Here are the winners of the 2025 Venice Film Festival

Jim Jarmusch's Father Mother Sister Brother beat out Gaza drama The Voice Of Hind Rajab for top honor, while Benny Safdie won Best Directing for The Smashing Machine.

Here are the winners of the 2025 Venice Film Festival

Jim Jarmusch left the closing of the 82nd Venice Film Festival with a new souvenir tonight, having received the festival’s Golden Lion top honor for his new film Father Mother Sister Brother. Opening his acceptance speech with a slightly surprised “Oh shit,” Jarmusch thanked the festival’s jury for “appreciating our quiet film,” which stars an ensemble cast including Tom Waits, Adam Driver, Mayim Bialik, Charlotte Rampling, Cate Blanchett, Vicky Krieps, and Indya Moore, and centers on three stories of complicated family lives.

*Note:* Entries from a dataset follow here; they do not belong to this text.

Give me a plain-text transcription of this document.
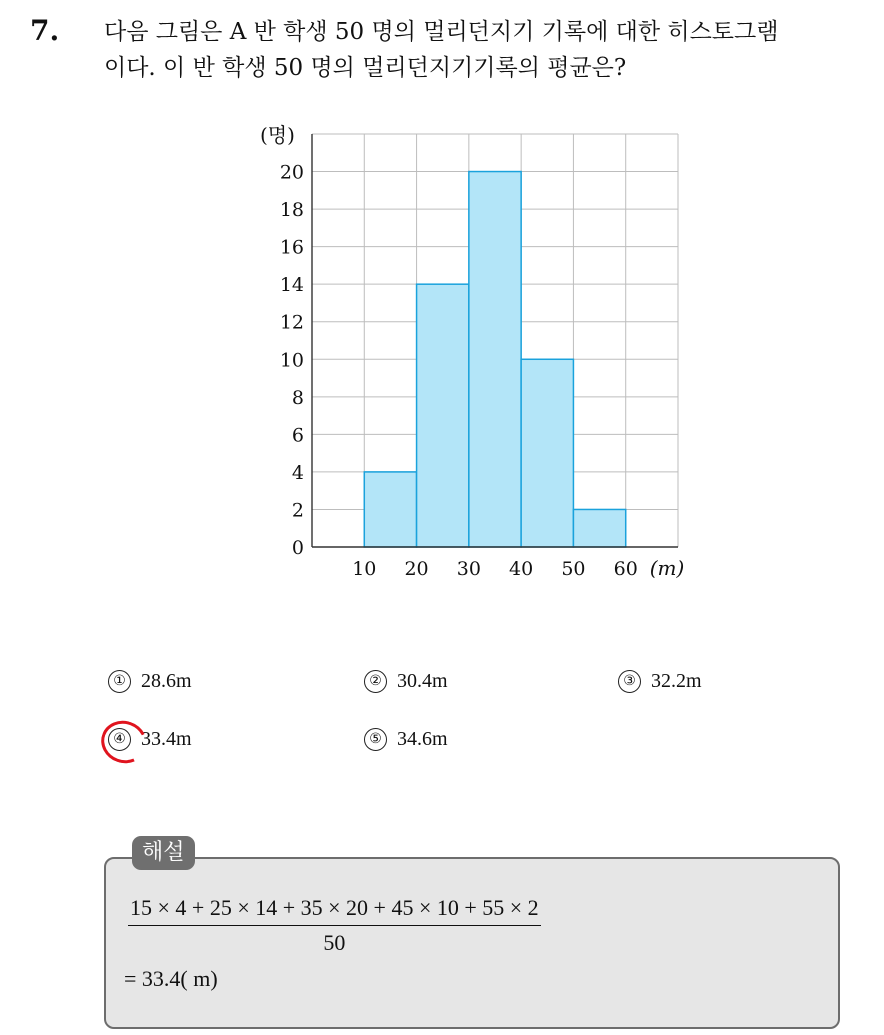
7. 다음 그림은 A 반 학생 50 명의 멀리던지기 기록에 대한 히스토그램
이다. 이 반 학생 50 명의 멀리던지기기록의 평균은?
0
2
4
6
8
10
12
14
16
18
20
10 20 30 40 50 60
(명)
(m)
① 28.6m	② 30.4m	③ 32.2m
④ 33.4m	⑤ 34.6m
해설
$\frac{15 \times 4 + 25 \times 14 + 35 \times 20 + 45 \times 10 + 55 \times 2}{50}$
= 33.4( m)
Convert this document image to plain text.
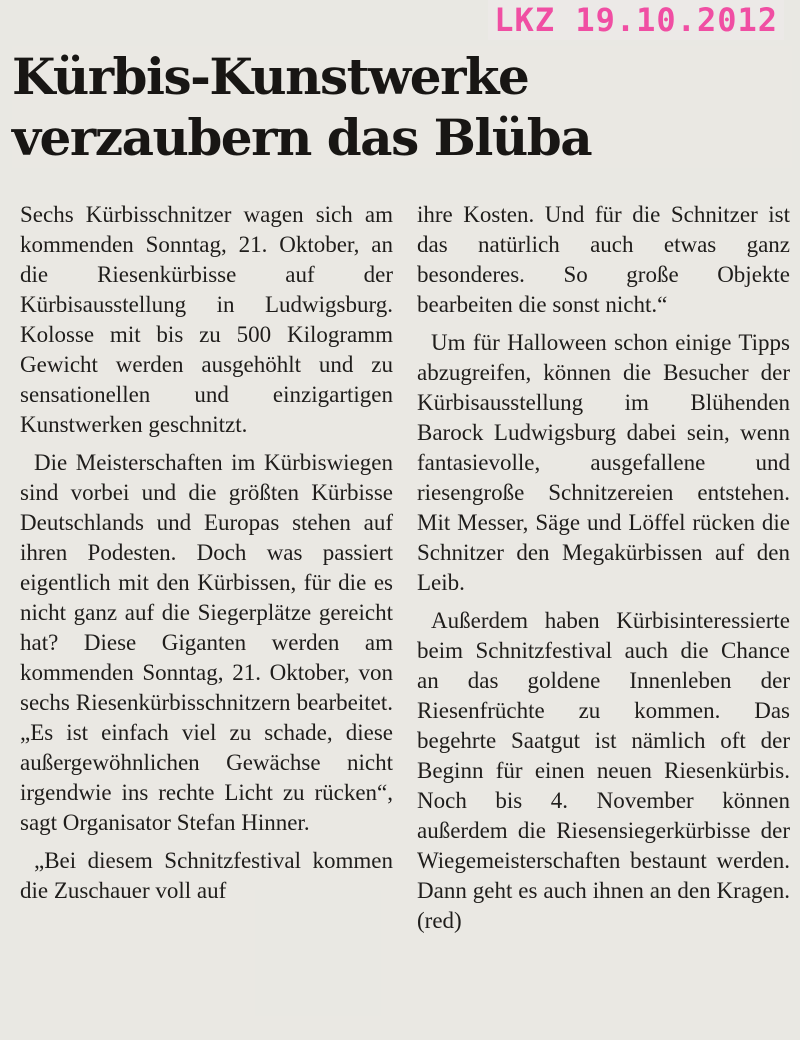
LKZ 19.10.2012
Kürbis-Kunstwerke verzaubern das Blüba

Sechs Kürbisschnitzer wagen sich am kommenden Sonntag, 21. Oktober, an die Riesenkürbisse auf der Kürbisausstellung in Ludwigsburg. Kolosse mit bis zu 500 Kilogramm Gewicht werden ausgehöhlt und zu sensationellen und einzigartigen Kunstwerken geschnitzt.

Die Meisterschaften im Kürbiswiegen sind vorbei und die größten Kürbisse Deutschlands und Europas stehen auf ihren Podesten. Doch was passiert eigentlich mit den Kürbissen, für die es nicht ganz auf die Siegerplätze gereicht hat? Diese Giganten werden am kommenden Sonntag, 21. Oktober, von sechs Riesenkürbisschnitzern bearbeitet. „Es ist einfach viel zu schade, diese außergewöhnlichen Gewächse nicht irgendwie ins rechte Licht zu rücken“, sagt Organisator Stefan Hinner.

„Bei diesem Schnitzfestival kommen die Zuschauer voll auf

ihre Kosten. Und für die Schnitzer ist das natürlich auch etwas ganz besonderes. So große Objekte bearbeiten die sonst nicht.“

Um für Halloween schon einige Tipps abzugreifen, können die Besucher der Kürbisausstellung im Blühenden Barock Ludwigsburg dabei sein, wenn fantasievolle, ausgefallene und riesengroße Schnitzereien entstehen. Mit Messer, Säge und Löffel rücken die Schnitzer den Megakürbissen auf den Leib.

Außerdem haben Kürbisinteressierte beim Schnitzfestival auch die Chance an das goldene Innenleben der Riesenfrüchte zu kommen. Das begehrte Saatgut ist nämlich oft der Beginn für einen neuen Riesenkürbis. Noch bis 4. November können außerdem die Riesensiegerkürbisse der Wiegemeisterschaften bestaunt werden. Dann geht es auch ihnen an den Kragen. (red)
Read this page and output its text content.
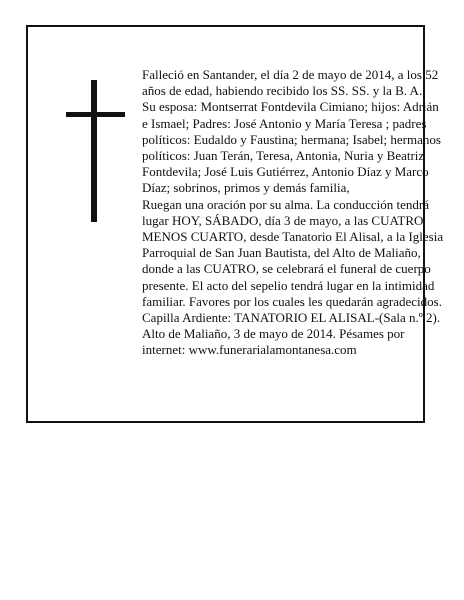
Falleció en Santander, el día 2 de mayo de 2014, a los 52 años de edad, habiendo recibido los SS. SS. y la B. A.

Su esposa: Montserrat Fontdevila Cimiano; hijos: Adrián e Ismael; Padres: José Antonio y María Teresa ; padres políticos: Eudaldo y Faustina; hermana; Isabel; hermanos políticos: Juan Terán, Teresa, Antonia, Nuria y Beatriz Fontdevila; José Luis Gutiérrez, Antonio Díaz y Marco Díaz; sobrinos, primos y demás familia,

Ruegan una oración por su alma. La conducción tendrá lugar HOY, SÁBADO, día 3 de mayo, a las CUATRO MENOS CUARTO, desde Tanatorio El Alisal, a la Iglesia Parroquial de San Juan Bautista, del Alto de Maliaño, donde a las CUATRO, se celebrará el funeral de cuerpo presente. El acto del sepelio tendrá lugar en la intimidad familiar. Favores por los cuales les quedarán agradecidos. Capilla Ardiente: TANATORIO EL ALISAL-(Sala n.º 2).

Alto de Maliaño, 3 de mayo de 2014. Pésames por internet: www.funerarialamontanesa.com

Jarmusch was possibly surprised by the honor because he, like many attendees at the festival, kind of thought Kaouther Ben Hania’s The Voice Of Hind Rajab had the award on lock. Ben Hania’s film—which blends actor portrayals of phone operators with real audio clips of a 6-year-old girl calling in to the Palestinian Red Crescent Society, after her family was killed around her during the fighting in Gaza—provoked one of the longest sustained ovations in Venice’s clap-heavy history. But the film ultimately received the Silver Lion (a.k.a. the second-place Grand Jury prize),with Tunisian director Ben Hania on hand to “dedicate this award to the Palestinian Red Crescent and to all those who have risked everything to save lives in Gaza. They are real heroes.” Ben Hania finished his speech with a blunt call for international action: “The voice of Hind is the voice of Gaza itself, a cry for rescue the entire world could hear, yet no one answered. Her voice will continue. Her voice will continue to echo until accountability is real, until justice is served.”

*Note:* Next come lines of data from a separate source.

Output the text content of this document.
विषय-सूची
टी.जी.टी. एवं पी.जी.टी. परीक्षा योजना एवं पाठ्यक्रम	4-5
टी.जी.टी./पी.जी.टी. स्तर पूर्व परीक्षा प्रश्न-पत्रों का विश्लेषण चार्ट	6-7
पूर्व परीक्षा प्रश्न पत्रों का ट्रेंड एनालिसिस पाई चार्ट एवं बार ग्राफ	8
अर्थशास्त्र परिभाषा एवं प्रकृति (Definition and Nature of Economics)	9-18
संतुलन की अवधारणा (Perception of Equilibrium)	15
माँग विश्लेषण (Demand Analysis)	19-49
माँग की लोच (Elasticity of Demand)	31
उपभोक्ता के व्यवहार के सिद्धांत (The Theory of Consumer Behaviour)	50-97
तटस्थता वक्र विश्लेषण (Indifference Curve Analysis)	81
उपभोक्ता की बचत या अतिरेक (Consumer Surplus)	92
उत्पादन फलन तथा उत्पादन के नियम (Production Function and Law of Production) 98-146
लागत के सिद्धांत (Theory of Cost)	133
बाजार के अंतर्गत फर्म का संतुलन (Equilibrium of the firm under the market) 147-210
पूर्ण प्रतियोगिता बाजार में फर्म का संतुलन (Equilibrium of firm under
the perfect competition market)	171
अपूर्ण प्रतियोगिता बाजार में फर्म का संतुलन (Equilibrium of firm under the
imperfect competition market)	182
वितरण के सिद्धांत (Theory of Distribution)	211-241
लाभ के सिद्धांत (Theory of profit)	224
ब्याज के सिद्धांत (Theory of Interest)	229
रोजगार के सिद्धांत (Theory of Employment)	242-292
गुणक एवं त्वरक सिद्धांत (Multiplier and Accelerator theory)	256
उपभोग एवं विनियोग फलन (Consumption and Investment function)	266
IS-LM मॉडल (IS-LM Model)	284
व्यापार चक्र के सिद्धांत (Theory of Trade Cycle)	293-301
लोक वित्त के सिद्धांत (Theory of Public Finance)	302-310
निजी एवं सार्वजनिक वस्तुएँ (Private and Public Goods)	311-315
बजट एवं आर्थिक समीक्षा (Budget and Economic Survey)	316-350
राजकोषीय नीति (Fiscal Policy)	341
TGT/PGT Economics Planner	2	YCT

Elsewhere on the award slate, acting honors went to Tony Servillo for La Grazia, Paolo Sorrentino’s new drama about euthanasia, and Xin Zhilei for Cai Shangjun’s The Sun Rises On Us All. Valérie Donzelli (who also directed) and Gilles Marchand took home Best Screenplay for At Work, their adaptation of Franck Courtès’ novel; Luna Wedler won Best Young Actress for Silent Friend; the festival’s Armani Beauty Audience Award (handed out to the film that rates best among audiences from the competition’s Venice Spotlight section) went to Maryam Touzani’s Calle Málaga; and the Lion Of The Future award for best film debut was handed to Nastia Korkia’s coming-of-age drama Short Summer.

And also, somehow, Dwayne Johnson was there. The Rock himself didn’t pick up any awards at Venice this year, but his director did: Benny Safdie (rolling sans brother for once) ended up taking home a Silver Lion for Best Directing for his and Johnson’s MMA sports biopic The Smashing Machine. Safdie effusively praised Johnson, who stars as MMA fighter Mark Kerr in the film, in his acceptance speech, saying “Oh my God, Dwayne, my friend, my brother, my partner—‘shoulder and shoulder,’ that’s what we called it. I just want to thank you for diving in headfirst with a blindfold and X-ray vision. You truly performed with no net, and we jumped off the cliff together. We grew together, learned together.” Johnson is picking up quite a bit of genuine praise for his performance, which depicts Kerr’s descent into addiction to painkillers—while also noting that it’s a fairly different reception than he got the last time he attended a film festival, with the disastrous Cannes premiere of his infamous and strange Southland Tales back in 2006.